A continuación el Maestro tomó un pequeño papel y anotó el nombre, en tibetano, de unos antiguos papiros para que los buscase en la biblioteca. Después de un agradecimiento que provenía de las profundidades de mi alma nos despedimos.

Johnny nos llevó a conocer el resto del Instituto. En un taller estaban montando dos deidades para el templo de Kalachacra. La femenina, con veinticuatro brazos y la masculina, con ocho. En otro recinto tallaban madera para ornamentos y muebles. Luego nos llevaron a otra sala donde estaban los pintores del arte Tangka. Había cuatro o cinco de ellos y nos explicaron que cada pintura les demandaba casi un año para completarla.

—¿Saben algo del dios Nechung? —nos preguntó Johnny.

—Sí, vimos un pequeño templo en el Lingkor y nos hablaron algo sobre el oráculo —respondió Martín.

—Bueno, en ese atril, y tapado por esa sábana, se encuentra el cuadro del dios Nechung. El oráculo recomendó que se lo pintara y se lo colocase en la residencia del Dalai Lama para protegerlo de posibles atentados contra su vida. Ya está terminado —nos contó Johnny mientras lo destapaba para que lo viésemos y pudiésemos sacarle una foto.

Mientras caminábamos por los jardines nos contó que él había visto la construcción del “casco” para el Oráculo de Nechung. El Oráculo era un ser pequeño que se colocaba dicho “casco” cuando estaba “conectado” en los momentos en que adivinaba. Dijo que el “casco” estaba construido en metales y que en su parte superior se colocaban plumas y otros elementos. Lo que más nos sorprendió fue su peso. Nos comentó que no pesaba menos de ¡100 kilos! y que, para cualquier mortal, resultaba imposible sostenerlo con el cuello. El Oráculo lo lograba sólo en estado de trance y conseguía mover su cabeza en sentido giratorio durante las adivinaciones, como si se tratase de un aparato que funcionaba como una antena. Johnny concluyó el magnífico relato diciendo que había escuchado comentar a varias personas que el casco que había tenido en el Tíbet pesaba alrededor de 300 kilos.

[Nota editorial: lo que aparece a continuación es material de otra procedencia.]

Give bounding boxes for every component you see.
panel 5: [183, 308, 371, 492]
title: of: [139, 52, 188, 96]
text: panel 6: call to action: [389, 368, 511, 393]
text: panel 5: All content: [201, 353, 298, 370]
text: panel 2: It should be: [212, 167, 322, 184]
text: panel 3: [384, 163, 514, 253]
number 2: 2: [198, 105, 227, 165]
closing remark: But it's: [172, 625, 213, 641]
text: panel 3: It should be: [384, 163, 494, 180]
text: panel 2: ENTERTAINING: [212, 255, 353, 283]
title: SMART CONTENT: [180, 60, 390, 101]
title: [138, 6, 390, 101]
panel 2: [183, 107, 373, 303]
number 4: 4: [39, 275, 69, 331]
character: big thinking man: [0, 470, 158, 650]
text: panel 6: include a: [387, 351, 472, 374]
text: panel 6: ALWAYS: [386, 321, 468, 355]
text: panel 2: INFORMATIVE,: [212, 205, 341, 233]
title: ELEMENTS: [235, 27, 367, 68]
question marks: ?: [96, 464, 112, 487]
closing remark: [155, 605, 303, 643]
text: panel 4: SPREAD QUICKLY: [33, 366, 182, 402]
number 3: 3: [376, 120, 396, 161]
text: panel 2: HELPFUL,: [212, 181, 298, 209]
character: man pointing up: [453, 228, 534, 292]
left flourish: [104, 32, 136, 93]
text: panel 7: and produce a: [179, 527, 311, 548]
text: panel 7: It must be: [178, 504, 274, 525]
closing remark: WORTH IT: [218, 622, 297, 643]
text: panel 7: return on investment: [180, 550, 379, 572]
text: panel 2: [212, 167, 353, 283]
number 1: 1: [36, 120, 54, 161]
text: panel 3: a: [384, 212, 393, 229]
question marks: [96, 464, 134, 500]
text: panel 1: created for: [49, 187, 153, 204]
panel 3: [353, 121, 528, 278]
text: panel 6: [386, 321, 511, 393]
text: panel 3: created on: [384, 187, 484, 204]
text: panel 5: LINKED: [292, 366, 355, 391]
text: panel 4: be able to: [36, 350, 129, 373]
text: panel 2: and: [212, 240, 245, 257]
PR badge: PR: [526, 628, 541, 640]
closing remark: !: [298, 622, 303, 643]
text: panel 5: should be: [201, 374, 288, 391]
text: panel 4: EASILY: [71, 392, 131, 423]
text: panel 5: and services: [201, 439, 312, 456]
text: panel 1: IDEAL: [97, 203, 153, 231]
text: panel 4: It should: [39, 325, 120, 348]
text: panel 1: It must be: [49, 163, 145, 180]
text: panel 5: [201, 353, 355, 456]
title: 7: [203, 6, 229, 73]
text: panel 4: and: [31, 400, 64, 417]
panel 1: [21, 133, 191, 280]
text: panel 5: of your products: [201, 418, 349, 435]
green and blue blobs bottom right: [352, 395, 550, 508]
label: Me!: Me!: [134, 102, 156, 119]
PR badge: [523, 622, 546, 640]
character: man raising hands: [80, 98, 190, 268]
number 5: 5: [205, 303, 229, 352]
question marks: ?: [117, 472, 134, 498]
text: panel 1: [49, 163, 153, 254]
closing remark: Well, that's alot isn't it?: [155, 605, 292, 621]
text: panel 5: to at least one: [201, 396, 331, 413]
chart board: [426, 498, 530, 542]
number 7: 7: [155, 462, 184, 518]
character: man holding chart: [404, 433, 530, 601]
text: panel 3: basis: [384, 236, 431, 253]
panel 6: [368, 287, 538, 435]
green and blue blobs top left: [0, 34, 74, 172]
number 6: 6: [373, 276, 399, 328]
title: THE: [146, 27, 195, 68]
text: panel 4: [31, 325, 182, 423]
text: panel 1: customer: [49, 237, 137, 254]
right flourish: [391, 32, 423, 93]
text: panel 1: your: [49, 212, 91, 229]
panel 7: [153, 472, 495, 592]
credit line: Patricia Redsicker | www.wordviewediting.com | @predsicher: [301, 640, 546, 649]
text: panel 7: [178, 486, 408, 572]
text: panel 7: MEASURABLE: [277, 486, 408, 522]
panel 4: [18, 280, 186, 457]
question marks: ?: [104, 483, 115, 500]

Finalmente entramos a un museo donde, detrás de las vitrinas, estaban representados diferentes momentos de la historia del budismo en el Tíbet, con muñecos artísticamente diseñados y vestidos. Fue allí donde encontré una de las posibles explicaciones a la razón kármica por la cual el Tíbet había sido invadido por China. Una de las escenas mostraba a uno de los regentes tibetanos que allá por el año 800 había invadido China y la había sometido a pagar tributo. Creo que lo tuvieron que hacer por alrededor de cien años.

Tenía ahora una explicación para una de las inquietudes con que había venido al viaje: tratar de entender el porqué de la invasión china al Tíbet a mediados del siglo XX. Si la ley del karma funcionaba como la describían, los tibetanos deberían sentir, en carne propia, lo que ellos le habían hecho a otros antes (o algo semejante). A ese antecedente, pensé, se le había agregado otra causa. El Tíbet se había cerrado mucho sobre sí mismo, limitando tanto la entrada de extranjeros como la salida de sus maravillosas enseñanzas. El mundo exterior necesitaba imperiosamente acceder a sus conocimientos para poder evolucionar y lograr unir las culturas de Oriente y Occidente. Con la invasión china, su habían conectado con las máximas autoridades disponibles para la contestación de las preguntas que formulábamos: el maestro Mayor de Arte del Estado del Tíbet y la Biblioteca Tibetana. Y todo estaba allí, en Dharamshala. No podía olvidar el signo encontrado en el altar del templo de Kalachacra. Había sido harto elocuente como señal de que estaba caminando por un sendero que parecía el correcto.